The primary purpose is to avoid chained indexing and eliminate the SettingWithCopyWarning
.
Here chained indexing is something like dfc['A'][0] = 111
The document said chained indexing should be avoided in Returning a view versus a copy. Here is a slightly modified example from that document:
In [1]: import pandas as pd
In [2]: dfc = pd.DataFrame({'A':['aaa','bbb','ccc'],'B':[1,2,3]})
In [3]: dfc
Out[3]:
A B
0 aaa 1
1 bbb 2
2 ccc 3
In [4]: aColumn = dfc['A']
In [5]: aColumn[0] = 111
SettingWithCopyWarning:
A value is trying to be set on a copy of a slice from a DataFrame
In [6]: dfc
Out[6]:
A B
0 111 1
1 bbb 2
2 ccc 3
Here the aColumn
is a view and not a copy from the original DataFrame, so modifying aColumn
will cause the original dfc
be modified too. Next, if we index the row first:
In [7]: zero_row = dfc.loc[0]
In [8]: zero_row['A'] = 222
SettingWithCopyWarning:
A value is trying to be set on a copy of a slice from a DataFrame
In [9]: dfc
Out[9]:
A B
0 111 1
1 bbb 2
2 ccc 3
This time zero_row
is a copy, so the original dfc
is not modified.
From these two examples above, we see it's ambiguous whether or not you want to change the original DataFrame. This is especially dangerous if you write something like the following:
In [10]: dfc.loc[0]['A'] = 333
SettingWithCopyWarning:
A value is trying to be set on a copy of a slice from a DataFrame
In [11]: dfc
Out[11]:
A B
0 111 1
1 bbb 2
2 ccc 3
This time it didn't work at all. Here we wanted to change dfc
, but we actually modified an intermediate value dfc.loc[0]
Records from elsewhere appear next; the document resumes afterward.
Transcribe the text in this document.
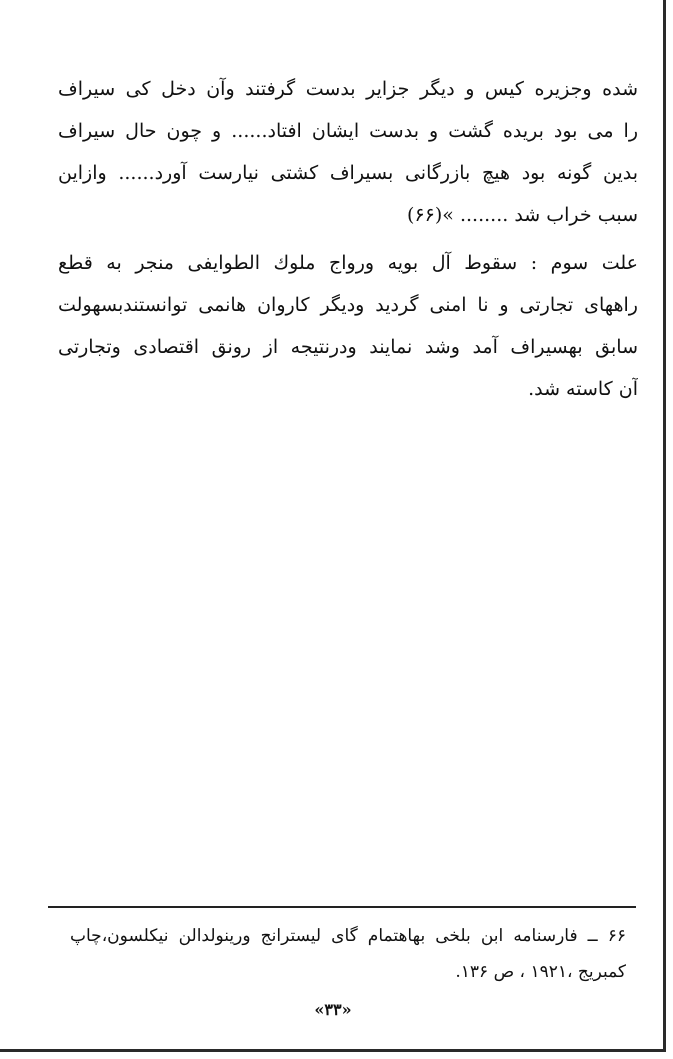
شده وجزیره کیس و دیگر جزایر بدست گرفتند وآن دخل کی سیراف
را می بود بریده گشت و بدست ایشان افتاد...... و چون حال سیراف
بدین گونه بود هیچ بازرگانی بسیراف کشتی نیارست آورد...... وازاین
سبب خراب شد ........ »(۶۶)
علت سوم : سقوط آل بویه ورواج ملوك الطوایفی منجر به قطع
راههای تجارتی و نا امنی گردید ودیگر کاروان هانمی توانستندبسهولت
سابق بهسیراف آمد وشد نمایند ودرنتیجه از رونق اقتصادی وتجارتی
آن کاسته شد.
۶۶ ــ فارسنامه ابن بلخی بهاهتمام گای لیسترانج ورینولدالن نیکلسون،چاپ
کمبریج ،۱۹۲۱ ، ص ۱۳۶.
«۳۳»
that is a copy and is discarded immediately. It’s very hard to predict whether the intermediate value like dfc.loc[0]
or dfc['A']
is a view or a copy, so it's not guaranteed whether or not original DataFrame will be updated. That's why chained indexing should be avoided, and pandas generates the SettingWithCopyWarning
for this kind of chained indexing update.
Now is the use of .copy()
. To eliminate the warning, make a copy to express your intention explicitly:
In [12]: zero_row_copy = dfc.loc[0].copy()
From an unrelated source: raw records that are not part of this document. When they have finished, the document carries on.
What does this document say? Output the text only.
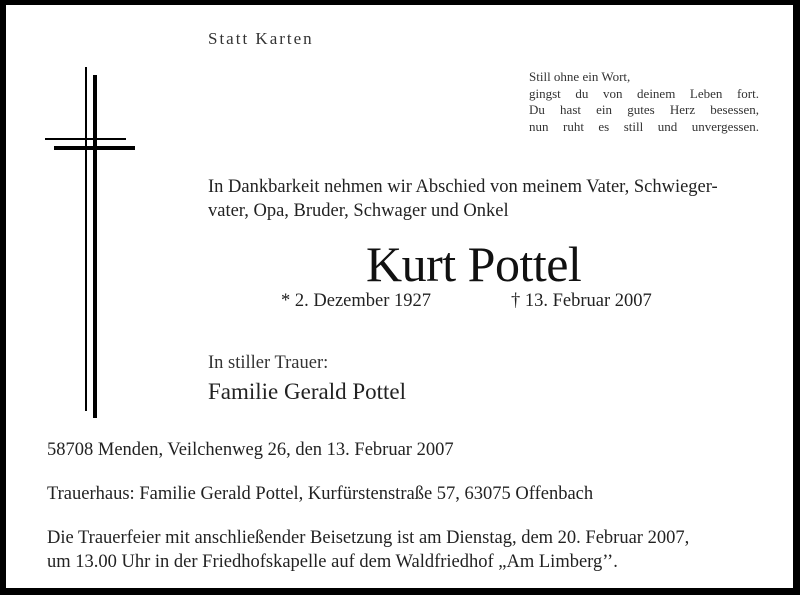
Statt Karten
Still ohne ein Wort,
gingst du von deinem Leben fort.
Du hast ein gutes Herz besessen,
nun ruht es still und unvergessen.
In Dankbarkeit nehmen wir Abschied von meinem Vater, Schwieger-
vater, Opa, Bruder, Schwager und Onkel
Kurt Pottel
* 2. Dezember 1927	† 13. Februar 2007
In stiller Trauer:
Familie Gerald Pottel
58708 Menden, Veilchenweg 26, den 13. Februar 2007
Trauerhaus: Familie Gerald Pottel, Kurfürstenstraße 57, 63075 Offenbach
Die Trauerfeier mit anschließender Beisetzung ist am Dienstag, dem 20. Februar 2007,
um 13.00 Uhr in der Friedhofskapelle auf dem Waldfriedhof „Am Limberg’’.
In [13]: zero_row_copy['A'] = 444 # This time no warning
Since you are modifying a copy, you know the original dfc
will never change and you are not expecting it to change. Your expectation matches the behavior, then the SettingWithCopyWarning
disappears.
Note, If you do want to modify the original DataFrame, the document suggests you use loc
:
In [14]: dfc.loc[0,'A'] = 555
In [15]: dfc
Out[15]:
A B
0 555 1
1 bbb 2
2 ccc 3